In a letter to Broadcom CEO, Hock Tan, Qualcomm’s chairman, Paul Jacobs expressed his regulatory concerns: “It is indisputable that there are significant regulatory hurdles in your proposed transaction. It is also indisputable that if Qualcomm entered into a merger agreement and, after an extended regulatory review period the transaction did not close, Qualcomm would be enormously and irreparably damaged.”
The door for a takeover isn’t entirely closed though. The letter also goes on to note that “If you are not willing to agree to do whatever is necessary to ensure a transaction closes, we will need you to be extremely clear and specific about exactly what actions you would refuse to take, so that we can properly evaluate the risk to Qualcomm’s shareholders.”

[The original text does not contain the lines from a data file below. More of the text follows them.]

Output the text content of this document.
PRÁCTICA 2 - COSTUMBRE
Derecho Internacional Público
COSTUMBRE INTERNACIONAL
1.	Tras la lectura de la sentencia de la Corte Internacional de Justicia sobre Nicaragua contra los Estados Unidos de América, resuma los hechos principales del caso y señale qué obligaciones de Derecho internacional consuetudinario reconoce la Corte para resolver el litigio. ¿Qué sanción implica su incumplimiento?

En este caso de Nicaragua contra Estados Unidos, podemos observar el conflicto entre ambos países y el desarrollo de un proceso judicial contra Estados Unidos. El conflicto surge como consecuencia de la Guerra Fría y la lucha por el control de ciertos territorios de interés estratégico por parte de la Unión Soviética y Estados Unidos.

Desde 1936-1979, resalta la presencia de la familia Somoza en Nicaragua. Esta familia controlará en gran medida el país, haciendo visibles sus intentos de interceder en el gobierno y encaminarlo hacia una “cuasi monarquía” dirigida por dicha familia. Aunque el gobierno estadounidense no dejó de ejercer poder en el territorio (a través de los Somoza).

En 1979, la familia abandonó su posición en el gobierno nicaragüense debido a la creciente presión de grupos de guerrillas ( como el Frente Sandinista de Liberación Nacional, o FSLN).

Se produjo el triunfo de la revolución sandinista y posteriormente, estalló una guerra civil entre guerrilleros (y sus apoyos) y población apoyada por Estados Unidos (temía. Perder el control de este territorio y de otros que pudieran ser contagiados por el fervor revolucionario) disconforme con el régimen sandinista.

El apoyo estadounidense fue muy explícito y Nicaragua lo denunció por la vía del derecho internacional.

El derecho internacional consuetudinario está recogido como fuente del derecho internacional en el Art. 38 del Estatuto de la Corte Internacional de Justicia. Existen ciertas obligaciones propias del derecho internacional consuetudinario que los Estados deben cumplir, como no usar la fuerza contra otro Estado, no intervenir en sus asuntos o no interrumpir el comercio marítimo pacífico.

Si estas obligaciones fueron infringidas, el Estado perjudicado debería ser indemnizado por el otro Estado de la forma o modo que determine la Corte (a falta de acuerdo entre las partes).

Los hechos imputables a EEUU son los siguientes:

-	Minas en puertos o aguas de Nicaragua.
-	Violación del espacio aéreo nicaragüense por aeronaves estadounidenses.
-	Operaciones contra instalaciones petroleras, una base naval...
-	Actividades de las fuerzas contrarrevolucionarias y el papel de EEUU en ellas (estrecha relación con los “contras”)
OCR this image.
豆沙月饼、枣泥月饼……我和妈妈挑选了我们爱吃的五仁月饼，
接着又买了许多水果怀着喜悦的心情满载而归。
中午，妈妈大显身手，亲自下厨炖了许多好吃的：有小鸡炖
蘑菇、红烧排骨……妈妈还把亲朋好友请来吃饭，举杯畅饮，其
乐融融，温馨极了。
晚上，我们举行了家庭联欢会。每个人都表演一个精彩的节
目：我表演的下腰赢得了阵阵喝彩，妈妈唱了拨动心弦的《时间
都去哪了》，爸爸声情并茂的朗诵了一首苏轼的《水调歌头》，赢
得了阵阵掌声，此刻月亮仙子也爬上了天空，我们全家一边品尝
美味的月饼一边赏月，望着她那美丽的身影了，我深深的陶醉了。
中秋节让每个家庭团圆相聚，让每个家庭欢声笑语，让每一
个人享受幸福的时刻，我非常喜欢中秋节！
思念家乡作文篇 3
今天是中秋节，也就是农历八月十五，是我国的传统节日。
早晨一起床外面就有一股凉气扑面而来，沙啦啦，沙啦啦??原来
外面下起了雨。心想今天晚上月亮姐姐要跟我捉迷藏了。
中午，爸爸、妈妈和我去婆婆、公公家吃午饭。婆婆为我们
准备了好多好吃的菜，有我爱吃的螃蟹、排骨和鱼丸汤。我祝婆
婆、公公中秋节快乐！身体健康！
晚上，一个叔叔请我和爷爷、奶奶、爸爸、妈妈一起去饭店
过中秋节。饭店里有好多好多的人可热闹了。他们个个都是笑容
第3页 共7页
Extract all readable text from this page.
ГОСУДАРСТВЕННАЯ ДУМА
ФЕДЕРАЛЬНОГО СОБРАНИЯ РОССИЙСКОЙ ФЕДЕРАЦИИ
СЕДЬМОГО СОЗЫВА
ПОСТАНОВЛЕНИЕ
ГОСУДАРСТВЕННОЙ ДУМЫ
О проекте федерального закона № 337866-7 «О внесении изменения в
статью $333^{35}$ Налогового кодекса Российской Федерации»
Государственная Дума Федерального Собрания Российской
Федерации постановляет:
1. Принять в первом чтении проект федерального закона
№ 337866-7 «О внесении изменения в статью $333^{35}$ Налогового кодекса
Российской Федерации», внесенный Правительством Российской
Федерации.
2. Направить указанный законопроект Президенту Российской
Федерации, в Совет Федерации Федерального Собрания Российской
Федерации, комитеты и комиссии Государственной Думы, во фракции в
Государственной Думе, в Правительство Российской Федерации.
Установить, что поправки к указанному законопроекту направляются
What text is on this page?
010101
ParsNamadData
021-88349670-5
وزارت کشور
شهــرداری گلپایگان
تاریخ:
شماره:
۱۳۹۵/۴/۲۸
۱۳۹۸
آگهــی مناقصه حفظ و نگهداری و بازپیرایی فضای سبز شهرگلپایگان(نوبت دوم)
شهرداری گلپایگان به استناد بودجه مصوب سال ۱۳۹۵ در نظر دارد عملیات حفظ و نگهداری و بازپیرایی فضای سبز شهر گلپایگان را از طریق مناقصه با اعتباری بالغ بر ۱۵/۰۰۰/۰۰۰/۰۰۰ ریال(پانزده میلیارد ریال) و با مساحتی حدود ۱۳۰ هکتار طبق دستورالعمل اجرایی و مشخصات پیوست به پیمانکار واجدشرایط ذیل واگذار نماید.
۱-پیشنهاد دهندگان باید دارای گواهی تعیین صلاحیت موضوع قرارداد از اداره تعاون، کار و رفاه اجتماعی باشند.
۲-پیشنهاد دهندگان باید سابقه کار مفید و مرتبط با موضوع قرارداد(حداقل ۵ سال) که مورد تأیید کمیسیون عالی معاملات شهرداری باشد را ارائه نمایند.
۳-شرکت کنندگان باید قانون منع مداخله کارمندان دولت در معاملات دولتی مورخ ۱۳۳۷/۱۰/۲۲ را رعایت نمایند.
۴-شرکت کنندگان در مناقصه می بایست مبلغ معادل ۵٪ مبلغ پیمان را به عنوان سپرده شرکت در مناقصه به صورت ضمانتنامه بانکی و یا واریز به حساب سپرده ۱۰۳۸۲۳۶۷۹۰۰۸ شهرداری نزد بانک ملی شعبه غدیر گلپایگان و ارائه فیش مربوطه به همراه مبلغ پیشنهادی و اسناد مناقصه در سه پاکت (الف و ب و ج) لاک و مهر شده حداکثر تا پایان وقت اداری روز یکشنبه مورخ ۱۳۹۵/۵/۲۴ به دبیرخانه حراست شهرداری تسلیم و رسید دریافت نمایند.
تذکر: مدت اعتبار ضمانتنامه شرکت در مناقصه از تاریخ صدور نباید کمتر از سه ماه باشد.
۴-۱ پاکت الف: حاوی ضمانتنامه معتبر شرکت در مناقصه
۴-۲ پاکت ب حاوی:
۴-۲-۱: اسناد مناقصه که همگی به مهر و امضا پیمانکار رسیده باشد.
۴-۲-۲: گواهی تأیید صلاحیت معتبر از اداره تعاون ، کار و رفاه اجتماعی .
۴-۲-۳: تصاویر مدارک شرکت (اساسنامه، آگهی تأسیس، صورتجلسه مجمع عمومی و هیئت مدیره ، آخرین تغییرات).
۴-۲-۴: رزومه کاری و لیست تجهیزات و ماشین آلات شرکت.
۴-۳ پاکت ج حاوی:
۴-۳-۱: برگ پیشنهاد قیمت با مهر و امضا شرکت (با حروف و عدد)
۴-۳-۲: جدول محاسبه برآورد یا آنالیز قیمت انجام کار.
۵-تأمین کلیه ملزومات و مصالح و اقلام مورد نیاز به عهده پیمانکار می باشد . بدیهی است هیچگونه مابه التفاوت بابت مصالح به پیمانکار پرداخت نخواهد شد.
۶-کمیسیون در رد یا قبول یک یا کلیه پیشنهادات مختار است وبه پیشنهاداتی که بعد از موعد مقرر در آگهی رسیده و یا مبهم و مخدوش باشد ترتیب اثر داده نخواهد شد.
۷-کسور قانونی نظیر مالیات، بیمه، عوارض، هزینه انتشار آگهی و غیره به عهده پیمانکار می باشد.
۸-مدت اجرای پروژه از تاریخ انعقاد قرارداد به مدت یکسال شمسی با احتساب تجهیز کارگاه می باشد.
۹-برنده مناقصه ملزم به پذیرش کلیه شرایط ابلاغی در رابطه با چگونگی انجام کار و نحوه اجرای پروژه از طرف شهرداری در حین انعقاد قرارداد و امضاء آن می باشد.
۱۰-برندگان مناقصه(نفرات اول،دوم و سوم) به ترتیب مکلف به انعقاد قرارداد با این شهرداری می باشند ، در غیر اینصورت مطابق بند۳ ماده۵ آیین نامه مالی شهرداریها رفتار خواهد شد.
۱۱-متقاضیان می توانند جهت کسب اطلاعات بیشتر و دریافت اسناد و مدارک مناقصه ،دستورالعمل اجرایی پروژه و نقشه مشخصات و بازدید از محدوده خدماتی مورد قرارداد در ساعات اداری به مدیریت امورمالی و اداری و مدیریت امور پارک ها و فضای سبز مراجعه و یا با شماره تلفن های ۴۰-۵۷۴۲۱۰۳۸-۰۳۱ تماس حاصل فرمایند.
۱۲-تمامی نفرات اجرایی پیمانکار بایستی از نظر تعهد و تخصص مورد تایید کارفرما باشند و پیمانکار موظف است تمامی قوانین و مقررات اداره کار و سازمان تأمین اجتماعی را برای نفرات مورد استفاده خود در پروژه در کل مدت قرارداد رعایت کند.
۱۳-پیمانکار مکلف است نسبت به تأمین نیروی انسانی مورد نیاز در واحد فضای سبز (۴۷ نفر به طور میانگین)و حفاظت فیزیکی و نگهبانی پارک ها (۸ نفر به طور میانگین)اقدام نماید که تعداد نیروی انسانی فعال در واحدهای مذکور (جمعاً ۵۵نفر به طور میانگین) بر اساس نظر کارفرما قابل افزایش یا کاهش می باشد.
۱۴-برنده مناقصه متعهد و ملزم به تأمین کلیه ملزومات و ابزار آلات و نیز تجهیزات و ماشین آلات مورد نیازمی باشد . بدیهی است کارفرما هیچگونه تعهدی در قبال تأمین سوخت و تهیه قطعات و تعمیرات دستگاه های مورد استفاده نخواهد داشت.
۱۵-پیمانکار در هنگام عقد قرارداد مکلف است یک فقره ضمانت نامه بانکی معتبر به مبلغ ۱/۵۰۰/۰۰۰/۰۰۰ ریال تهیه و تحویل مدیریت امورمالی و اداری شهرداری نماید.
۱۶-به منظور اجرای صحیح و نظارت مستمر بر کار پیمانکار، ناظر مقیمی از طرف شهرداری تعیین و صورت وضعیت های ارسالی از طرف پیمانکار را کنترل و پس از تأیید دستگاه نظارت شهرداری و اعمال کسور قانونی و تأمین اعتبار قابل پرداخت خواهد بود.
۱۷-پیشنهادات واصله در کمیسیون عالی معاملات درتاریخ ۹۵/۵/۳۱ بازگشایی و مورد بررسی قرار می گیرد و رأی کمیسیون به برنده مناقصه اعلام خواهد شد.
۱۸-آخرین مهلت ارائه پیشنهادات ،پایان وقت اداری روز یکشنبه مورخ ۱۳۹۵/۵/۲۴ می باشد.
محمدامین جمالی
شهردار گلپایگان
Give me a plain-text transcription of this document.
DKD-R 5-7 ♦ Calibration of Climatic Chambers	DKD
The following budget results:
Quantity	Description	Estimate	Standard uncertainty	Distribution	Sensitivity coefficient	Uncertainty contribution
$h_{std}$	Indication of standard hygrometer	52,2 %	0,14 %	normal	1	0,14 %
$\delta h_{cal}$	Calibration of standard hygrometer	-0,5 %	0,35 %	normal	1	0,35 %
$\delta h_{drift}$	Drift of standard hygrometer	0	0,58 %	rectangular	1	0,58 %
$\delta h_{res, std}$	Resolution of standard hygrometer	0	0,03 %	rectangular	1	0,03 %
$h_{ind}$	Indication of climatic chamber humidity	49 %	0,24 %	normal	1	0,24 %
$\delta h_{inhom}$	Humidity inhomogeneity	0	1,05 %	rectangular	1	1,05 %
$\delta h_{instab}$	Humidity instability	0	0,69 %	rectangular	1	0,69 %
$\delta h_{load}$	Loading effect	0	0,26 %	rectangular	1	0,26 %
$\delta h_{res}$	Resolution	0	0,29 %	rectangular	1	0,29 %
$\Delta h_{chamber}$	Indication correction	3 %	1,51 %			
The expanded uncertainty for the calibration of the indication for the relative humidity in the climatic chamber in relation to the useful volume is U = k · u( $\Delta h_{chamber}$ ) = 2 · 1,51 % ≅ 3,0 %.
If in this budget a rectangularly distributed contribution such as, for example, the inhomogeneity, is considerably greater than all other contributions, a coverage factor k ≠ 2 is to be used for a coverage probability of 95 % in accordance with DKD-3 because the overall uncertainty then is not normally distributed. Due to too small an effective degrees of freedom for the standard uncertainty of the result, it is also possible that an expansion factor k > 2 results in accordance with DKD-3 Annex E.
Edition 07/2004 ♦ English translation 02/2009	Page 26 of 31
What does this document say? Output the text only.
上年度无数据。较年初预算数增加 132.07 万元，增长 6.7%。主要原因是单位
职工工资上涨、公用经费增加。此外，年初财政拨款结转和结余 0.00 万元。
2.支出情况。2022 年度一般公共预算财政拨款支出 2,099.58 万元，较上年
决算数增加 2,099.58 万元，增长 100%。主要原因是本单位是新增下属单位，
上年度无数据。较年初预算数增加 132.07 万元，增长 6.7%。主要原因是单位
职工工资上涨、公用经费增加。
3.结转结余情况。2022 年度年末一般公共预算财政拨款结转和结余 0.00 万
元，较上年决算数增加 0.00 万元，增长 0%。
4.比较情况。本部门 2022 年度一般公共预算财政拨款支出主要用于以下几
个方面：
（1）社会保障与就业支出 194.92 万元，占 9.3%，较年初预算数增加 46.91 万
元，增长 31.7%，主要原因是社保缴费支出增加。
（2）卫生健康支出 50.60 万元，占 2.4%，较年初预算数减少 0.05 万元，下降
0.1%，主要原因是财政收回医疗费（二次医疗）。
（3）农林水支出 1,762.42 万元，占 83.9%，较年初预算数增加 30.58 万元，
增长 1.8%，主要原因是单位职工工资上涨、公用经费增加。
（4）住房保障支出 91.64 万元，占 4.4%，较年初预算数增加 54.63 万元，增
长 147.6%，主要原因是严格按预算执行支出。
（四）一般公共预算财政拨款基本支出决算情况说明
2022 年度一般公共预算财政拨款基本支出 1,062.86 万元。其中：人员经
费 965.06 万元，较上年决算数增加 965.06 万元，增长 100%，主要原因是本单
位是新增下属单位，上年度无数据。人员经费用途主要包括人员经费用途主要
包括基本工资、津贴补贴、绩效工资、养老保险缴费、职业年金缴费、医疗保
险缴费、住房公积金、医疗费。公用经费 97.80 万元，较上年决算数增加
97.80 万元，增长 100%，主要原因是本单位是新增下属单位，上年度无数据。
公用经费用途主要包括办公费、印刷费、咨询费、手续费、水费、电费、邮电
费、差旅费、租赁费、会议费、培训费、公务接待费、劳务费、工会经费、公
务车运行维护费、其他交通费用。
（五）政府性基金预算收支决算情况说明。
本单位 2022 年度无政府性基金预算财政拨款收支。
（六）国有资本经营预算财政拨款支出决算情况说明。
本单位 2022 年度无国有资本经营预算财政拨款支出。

Qualcomm and Broadcom’s top brass will be meeting again to discuss all of this. From the sounds of it, if Broadcom can guarantee that the transaction will close, then an agreement could be reached. However, making such a guarantee is a tall order and may end up being impossible. Just this week, Apple caught the eyes of the European Commission with its proposed Shazam acquisition valued at just $400 million, a minor acquisition compared to Broadcom’s proposed $145 billion+ bid.
KitGuru Says: The Broadcom/Qualcomm proposal has a huge set of challenges to overcome and ultimately, may not be possible. However, it doesn’t sound like we’ve heard the last of this story just yet.